Dies war eine großartige Lernkurve, die mir anscheinend geholfen hat, theoretische und konzeptionelle Ideen zu den zugrunde liegenden Geheimnissen von Betriebssystemen und Kerneln zu fördern. Ich hatte vermutet, ich hatte eine gute Idee, wie Oss funktioniert hat. Das Erstellen meines eigenen Betriebssystems war jedoch absolut eindeutiger als nur das Lesen. In meiner eigenen, ehrliche Meinung. Dies war eine Möglichkeit für mich, ein besseres Verständnis der Software zu haben, mit der ich im Kernel -Modus und im Benutzermodus anlegen möchte.
Bevor wir beginnen, obwohl das Kernel und das Betriebssystem 32bit sind.

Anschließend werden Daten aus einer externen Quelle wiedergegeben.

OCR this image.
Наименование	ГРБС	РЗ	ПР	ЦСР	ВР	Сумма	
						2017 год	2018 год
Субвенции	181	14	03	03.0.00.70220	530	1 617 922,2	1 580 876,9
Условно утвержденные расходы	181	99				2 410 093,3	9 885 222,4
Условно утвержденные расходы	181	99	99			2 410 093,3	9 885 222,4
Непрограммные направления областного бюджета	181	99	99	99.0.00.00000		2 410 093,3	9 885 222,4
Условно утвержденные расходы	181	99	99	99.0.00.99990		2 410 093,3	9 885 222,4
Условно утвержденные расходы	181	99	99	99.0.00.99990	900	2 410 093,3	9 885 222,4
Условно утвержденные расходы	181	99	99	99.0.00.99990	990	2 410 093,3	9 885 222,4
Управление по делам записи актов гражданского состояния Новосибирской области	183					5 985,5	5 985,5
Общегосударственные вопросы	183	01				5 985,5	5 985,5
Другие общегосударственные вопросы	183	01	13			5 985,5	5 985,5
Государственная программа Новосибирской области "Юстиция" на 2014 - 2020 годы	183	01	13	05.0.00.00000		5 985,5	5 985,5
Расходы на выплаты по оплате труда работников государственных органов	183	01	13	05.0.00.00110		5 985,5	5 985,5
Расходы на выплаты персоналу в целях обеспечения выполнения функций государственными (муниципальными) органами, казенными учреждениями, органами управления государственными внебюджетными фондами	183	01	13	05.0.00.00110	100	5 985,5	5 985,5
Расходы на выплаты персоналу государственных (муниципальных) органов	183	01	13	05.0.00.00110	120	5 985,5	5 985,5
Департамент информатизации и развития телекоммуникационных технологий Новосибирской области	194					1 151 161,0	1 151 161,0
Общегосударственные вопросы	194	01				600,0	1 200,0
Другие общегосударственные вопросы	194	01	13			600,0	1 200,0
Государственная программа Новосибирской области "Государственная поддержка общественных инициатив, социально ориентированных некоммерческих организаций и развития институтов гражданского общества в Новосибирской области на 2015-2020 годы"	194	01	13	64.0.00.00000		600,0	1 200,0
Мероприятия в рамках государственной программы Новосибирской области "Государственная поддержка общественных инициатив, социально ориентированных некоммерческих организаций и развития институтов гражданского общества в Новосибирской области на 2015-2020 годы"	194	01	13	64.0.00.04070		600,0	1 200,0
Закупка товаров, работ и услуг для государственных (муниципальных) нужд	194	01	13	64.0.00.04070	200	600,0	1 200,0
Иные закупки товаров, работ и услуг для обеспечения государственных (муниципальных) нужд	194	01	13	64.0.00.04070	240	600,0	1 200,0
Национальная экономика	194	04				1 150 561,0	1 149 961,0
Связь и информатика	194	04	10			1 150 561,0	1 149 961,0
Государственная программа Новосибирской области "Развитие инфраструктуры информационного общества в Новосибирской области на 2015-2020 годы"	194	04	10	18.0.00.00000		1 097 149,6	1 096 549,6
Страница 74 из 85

Ich werde auch in 64 Bit Konzepten erklären, offensichtlich ist einer von ihnen einen langen Modus.
Modi
Interrupts
Deskriptoren
Paging
Weitere Informationen zum geschützten Modus finden Sie in Intel® 64 und IA-32 Architekturen-Softwareentwicklerhandbuch Volume 3A: System-Programmierhandbuch, Teil 1; Kapitel 3 *
Was sind Interrupts?
Sie können sich Interrupts als ein Signal oder Daten vorstellen, das von einem Gerät wie Tastatur, Solid -State -Laufwerk, harten Treiber oder Maus und Software gesendet wird, die die CPU mitteilt, dass ein Ereignis stattgefunden hat und sofort aufhören muss, was es derzeit tut, um zu dem, was ihm die Interrupts zu schicken.
ZB, wenn Sie eine Maus verschieben/klicken, sendet der Mauscontroller einen Interrupt an den Interrupt -Controller für die CPU. Nach der Unterbrechung der Maus wird die CPU weiterhin vor dem Interrupt tun oder einen weiteren Interrupt verwalten, wenn es ein Signal wurde.
+------------------------+ +------------+
| TYPES OF INTERRUPTS |------------| Exceptions |
+------------------------+ +------------+
/
/
/
+------------+ +------------+
| HARDWARE | | SOFTWARE |
| INTERRUPTS | | INTERRUPTS |
+------------+ +------------+
IRQ-Linien oder PIN-basierte IRQs: Diese werden in der Regel statisch auf dem Chipsatz weitergeleitet. Drähte oder Linien werden von den Geräten auf dem Chipsatz zu einem IRQ -Controller ausgeführt, der die von Geräten gesendeten Interrupt -Anforderungen serialisiert und sie nach dem anderen an die CPU senden, um Rennen zu verhindern. In vielen Fällen sendet ein IRQ -Controller mehrere IRQs gleichzeitig an die CPU, basierend auf der Priorität des Geräts. Ein Beispiel für einen sehr bekannten IRQ-Controller ist die Intel 8259-Controller-Kette, die in allen IBM-PC-kompatiblen Chipsätzen vorhanden ist und zwei Controller miteinander verkettet und jeweils 8 Eingangsstifte für insgesamt 16 nutzbare IRQ-Signalstifte am Legacy IBM-PC bereitstellen.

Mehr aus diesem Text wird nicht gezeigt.